The subtle references to social issues through means like symbolism and irony have always brought this undeniable depth to the work. How do you build those concepts and ideas?


R.S

I like to make fun of things and pretend it’s a serious matter. That’s why my paintings look so dramatic, people rarely laugh when they see the work even if it’s often the reaction I was aiming for. In the same way "Romeo and Juliet" was written vs interpreted.



A00

I'm sure there are moments where you feel stuck in the studio. When you are working through problems in your work, who do you talk to?


R.S

When I’m stuck and need an idea or a twist on a subject I’ll ask my boyfriend, sounds cliche but he’s actually the craziest/weirdest person I know and that’s what you want.



A00

Do you ever feel afraid of certain subjects, styles, media?


R.S

I used to paint with acrylics and was terrified of oils for the longest time, I’m self-taught and just the thought of learning to paint with such a technical medium was just the most terrifying thing. I only started about a year ago, and it has really paid off, never looking back.
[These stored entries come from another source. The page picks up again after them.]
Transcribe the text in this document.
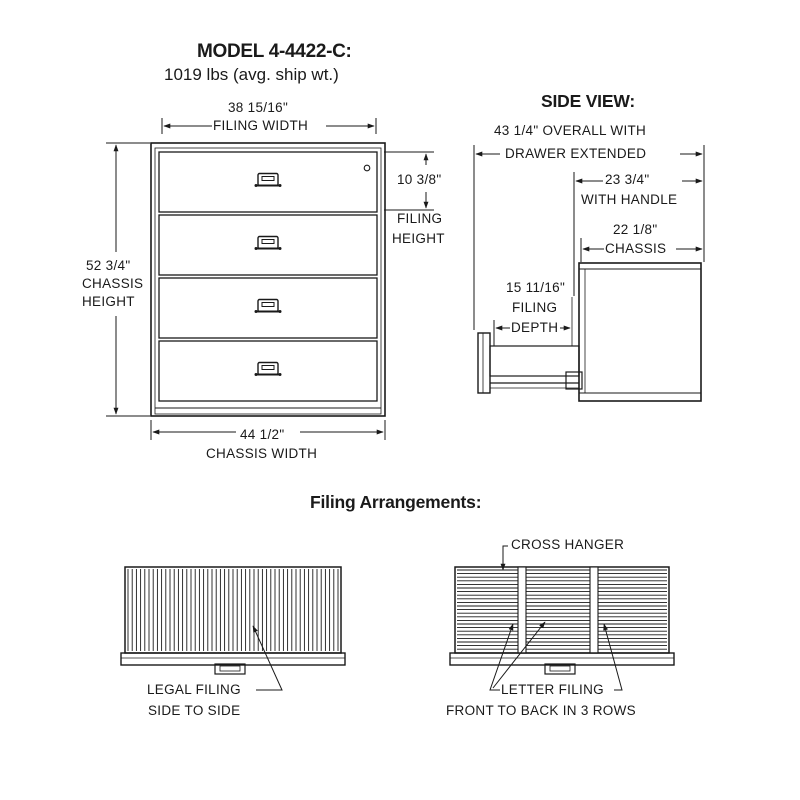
MODEL 4-4422-C:
1019 lbs (avg. ship wt.)
38 15/16"
FILING WIDTH
52 3/4"
CHASSIS
HEIGHT
10 3/8"
FILING
HEIGHT
44 1/2"
CHASSIS WIDTH
SIDE VIEW:
43 1/4" OVERALL WITH
DRAWER EXTENDED
23 3/4"
WITH HANDLE
22 1/8"
CHASSIS
15 11/16"
FILING
DEPTH
Filing Arrangements:
CROSS HANGER
LEGAL FILING
SIDE TO SIDE
LETTER FILING
FRONT TO BACK IN 3 ROWS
I’m also terrified of abstract, I wouldn’t know how to start or stop and it’s just such a leap of faith to even think to go there, I don’t think I could do it at the moment, or if I was going to, I’d do like Gerhard Richter and wait till I’m old.



A00

The way you think you see the world, experience the world...do you think it's different from non-artists?


R.S

I definitely think you need a higher critical mind than average to do any sort of art. You need to be able to judge if you suck, that’s first, and then how to improve, and you often need to be a total dick with yourself in order to do that. You need to be able to meticulously analyze things and pay attention to details that would normally go unnoticed. Having a hyperactive mind that constantly judges or analyzes stuff helps. Also being able to spend 50h/week completely alone with your thoughts. That they won't tell you in art school.



A00

Art can be so many things. Documentation, reflection, the materialization of fantasies, communication, etc. What does your work intend to do?


R.S

I don’t think I’m setting precise intentions with my work, I just do things as life goes and react to life through and with my art. So in a way, I’m communicating whatever are the dominant ideas in my mind at the moment.



A00

Do you ever wonder or fantasize about the future? What the future could or should be?


R.S

Phew, what a question, the future. I always wonder what’s going to happen in the future, both personally planetary or cosmically haha. I don’t think I can answer that question simply, I’ll just say that we’re the universe experiencing itself, spinning through spacetime and I’m here just trying to have a good time.



A00

Alan Watts once said, "Life is not a problem to be solved, but an experience to be had." Do you agree?


R.S

Well, problem-solving is the foundation of life, think of all the hoops and loops nature had to go through just to make a worm, problem-solving is fun if you think about it and that’s basically what took humanity where it is now. But my real answer is that I don’t know how to answer that.



A00

Do you believe in the principles of Karma?


R.S

I believe that if you act in harmony with your principles you should never be worried about Karma. So yes I believe Karma’s a thing. I also believe what Marcus Aurelius said: What you do in life echoes in eternity



A00

Besides art, do you have any secret hobbies? or something you're really into?


R.S

Cats, I’m really into cats. I try to read as much as I can.



A00

Any book recommendations?


R.S

I’m reading Ayn Rand at the moment and made me realize that all my life I was a hardcore individualist and that I have a profound disdain for being told what to. That’s probably why I’m a painter. I also think it’s hilarious that people hate her so much, the main reason I’m reading her.



A00

One more thing, tell us a secret!


R.S

I’ve been micro-dosing mushrooms for about 5 years now (on&off) and it has done wonders to my mood, self-awareness, and creativity.